The most outboard portion forms a narrowed blade section 1633, and
near the tip is formed a pivot boss 1635.
[0591] FIG. 255 is an upper perspective view of the distal end of
the example wing 1630 with a shoulder support 1670 affixed in the
retracted position, thus presenting the support surface 1671 on its
upper side. The pivot hole 1675 can be seen fit over the pivot boss
1635, and a portion of the blade slot 1673 can be seen near the
outermost tip of the shoulder support 1670.
[0592] FIG. 256 is an upper perspective view of the distal end of
the example wing 1630 with a shoulder support 1670 rotated into an
intermediate position. The curved arrows CC show the possible
rotational degrees of freedom for the shoulder support 1670 to move
to either the retracted or extended position. FIG. 257 is an upper
perspective view of the distal end of the example wing 1630 with a
shoulder support 1670 affixed in the extended position, thus
presenting the support surface 1674 on its upper side. The blade
slot 1673 can be seen extending to the full length of the shoulder
support 1670.
[0593] FIG. 258 is a retracted upper-side perspective view of the
shoulder support 1670. The pivot hole 1675 extends completely
through the width of the shoulder support 1670. FIG. 259 is an
extended upper-side perspective view of the shoulder support 1670.

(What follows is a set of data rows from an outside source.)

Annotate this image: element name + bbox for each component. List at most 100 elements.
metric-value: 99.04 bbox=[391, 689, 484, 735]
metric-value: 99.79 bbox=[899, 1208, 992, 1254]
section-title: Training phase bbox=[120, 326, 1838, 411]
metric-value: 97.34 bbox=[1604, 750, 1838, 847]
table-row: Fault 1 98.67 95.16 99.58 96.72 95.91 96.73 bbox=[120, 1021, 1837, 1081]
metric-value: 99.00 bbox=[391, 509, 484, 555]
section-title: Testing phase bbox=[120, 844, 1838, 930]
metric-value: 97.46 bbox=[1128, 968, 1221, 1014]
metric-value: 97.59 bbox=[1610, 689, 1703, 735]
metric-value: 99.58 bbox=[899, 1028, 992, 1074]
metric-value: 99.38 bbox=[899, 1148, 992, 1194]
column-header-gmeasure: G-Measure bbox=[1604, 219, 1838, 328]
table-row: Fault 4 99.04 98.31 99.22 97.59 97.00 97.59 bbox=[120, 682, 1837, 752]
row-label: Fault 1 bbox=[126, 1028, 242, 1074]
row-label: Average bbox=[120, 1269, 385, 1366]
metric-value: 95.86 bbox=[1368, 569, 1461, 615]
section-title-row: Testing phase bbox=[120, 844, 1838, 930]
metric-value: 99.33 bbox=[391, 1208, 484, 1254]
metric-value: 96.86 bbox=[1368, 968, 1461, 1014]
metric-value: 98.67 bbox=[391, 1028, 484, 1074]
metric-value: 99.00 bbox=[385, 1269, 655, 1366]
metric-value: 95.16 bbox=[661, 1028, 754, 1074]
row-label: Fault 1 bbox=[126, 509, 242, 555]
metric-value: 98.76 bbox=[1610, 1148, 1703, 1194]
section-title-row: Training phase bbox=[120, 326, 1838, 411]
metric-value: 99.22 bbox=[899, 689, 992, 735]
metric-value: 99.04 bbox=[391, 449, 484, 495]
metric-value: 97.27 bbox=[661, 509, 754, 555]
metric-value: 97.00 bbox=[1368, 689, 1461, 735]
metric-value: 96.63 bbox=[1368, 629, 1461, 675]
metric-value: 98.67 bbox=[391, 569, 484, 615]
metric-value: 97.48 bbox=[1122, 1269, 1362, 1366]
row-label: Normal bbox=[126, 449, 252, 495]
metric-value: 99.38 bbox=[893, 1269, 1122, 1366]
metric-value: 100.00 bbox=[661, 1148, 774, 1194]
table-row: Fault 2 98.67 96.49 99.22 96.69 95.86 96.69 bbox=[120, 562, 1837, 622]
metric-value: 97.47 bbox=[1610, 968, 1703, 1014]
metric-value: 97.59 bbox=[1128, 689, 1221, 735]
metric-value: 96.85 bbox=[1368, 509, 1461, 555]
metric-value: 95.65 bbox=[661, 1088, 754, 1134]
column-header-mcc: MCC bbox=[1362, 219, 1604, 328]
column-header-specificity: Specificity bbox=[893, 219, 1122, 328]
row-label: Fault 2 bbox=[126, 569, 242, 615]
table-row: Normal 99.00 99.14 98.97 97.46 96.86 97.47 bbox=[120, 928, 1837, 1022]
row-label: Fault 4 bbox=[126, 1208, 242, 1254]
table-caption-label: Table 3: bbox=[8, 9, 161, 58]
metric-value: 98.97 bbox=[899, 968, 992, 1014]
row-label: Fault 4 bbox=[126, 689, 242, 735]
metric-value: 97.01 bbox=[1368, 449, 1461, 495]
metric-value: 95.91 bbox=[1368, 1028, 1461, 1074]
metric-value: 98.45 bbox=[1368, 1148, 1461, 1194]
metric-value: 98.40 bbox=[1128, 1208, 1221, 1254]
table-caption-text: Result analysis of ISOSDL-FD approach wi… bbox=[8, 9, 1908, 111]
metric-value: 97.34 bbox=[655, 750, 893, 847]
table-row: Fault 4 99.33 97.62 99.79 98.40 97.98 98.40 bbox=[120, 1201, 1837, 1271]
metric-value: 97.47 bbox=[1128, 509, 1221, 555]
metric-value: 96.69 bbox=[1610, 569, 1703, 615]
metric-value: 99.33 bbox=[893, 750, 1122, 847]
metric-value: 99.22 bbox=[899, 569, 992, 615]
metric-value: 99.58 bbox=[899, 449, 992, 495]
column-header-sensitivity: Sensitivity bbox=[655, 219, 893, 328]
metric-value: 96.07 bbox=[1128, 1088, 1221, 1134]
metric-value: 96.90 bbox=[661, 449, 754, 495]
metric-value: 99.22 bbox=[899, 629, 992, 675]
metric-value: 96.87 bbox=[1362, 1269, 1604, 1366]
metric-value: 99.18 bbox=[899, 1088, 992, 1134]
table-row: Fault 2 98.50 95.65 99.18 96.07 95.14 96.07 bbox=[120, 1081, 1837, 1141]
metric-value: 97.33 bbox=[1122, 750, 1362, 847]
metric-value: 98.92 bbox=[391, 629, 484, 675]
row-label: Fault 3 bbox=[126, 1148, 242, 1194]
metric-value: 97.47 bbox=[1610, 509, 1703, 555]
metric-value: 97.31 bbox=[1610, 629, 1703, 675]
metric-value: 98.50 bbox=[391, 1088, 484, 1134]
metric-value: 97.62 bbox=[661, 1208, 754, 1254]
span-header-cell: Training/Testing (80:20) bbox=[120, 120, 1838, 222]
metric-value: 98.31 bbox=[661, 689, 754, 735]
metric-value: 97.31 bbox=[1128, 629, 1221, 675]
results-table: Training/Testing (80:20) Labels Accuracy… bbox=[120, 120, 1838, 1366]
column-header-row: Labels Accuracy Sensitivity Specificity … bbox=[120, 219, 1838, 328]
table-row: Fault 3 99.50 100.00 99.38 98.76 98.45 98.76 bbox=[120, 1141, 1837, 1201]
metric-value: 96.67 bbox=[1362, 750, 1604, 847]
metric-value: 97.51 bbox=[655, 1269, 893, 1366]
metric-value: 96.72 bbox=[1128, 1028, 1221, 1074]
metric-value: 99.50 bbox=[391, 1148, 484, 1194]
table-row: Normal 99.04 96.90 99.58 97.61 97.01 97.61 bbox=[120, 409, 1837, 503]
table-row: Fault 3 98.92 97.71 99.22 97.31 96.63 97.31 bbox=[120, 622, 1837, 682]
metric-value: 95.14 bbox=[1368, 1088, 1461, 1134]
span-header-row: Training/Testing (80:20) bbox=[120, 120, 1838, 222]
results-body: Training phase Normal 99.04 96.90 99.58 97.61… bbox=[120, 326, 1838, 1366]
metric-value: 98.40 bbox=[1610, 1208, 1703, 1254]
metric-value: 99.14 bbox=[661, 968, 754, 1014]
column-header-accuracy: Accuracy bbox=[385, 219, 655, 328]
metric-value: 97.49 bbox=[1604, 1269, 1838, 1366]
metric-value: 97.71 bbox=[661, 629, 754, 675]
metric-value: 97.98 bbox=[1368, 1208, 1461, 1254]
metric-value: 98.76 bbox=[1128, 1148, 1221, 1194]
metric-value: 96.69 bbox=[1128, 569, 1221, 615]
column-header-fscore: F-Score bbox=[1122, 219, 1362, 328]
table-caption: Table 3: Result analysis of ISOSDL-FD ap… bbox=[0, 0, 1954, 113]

The blade slot 1673 can be seen bisecting the support surface
1674.
[0594] This example wing 1630 and shoulder support 1670 mechanism
could be applicable to many of the collapsing hanger assemblies of
the previous embodiments, for instance to replace the adjustable
shoulder support mechanisms of collapsing hangers 1310 and 1410. It
is further conceivable that any of the adjustable shoulder supports
presented, 1360, 1470, or 1670, could be adapted to work on
conventional non-collapsing clothing hangers.
[0595] In accordance with the provisions of the patent statutes and
jurisprudence, exemplary configurations described above are
considered to represent preferred embodiments of the invention.
However, it should be noted that the invention can be practiced
otherwise than as specifically illustrated and described without
departing from its spirit or scope. For example, in any embodiment,
the hook could be integrally formed as part of the frame or one of
the wings. The hook could also be formed in an alternate shape,
such as a "T," or other functional shape which allows for the
suspended support of the hanger and garments thereon. The term
"hook" includes the anti-theft closed loops and the nail-head-type
ends.
* * * * *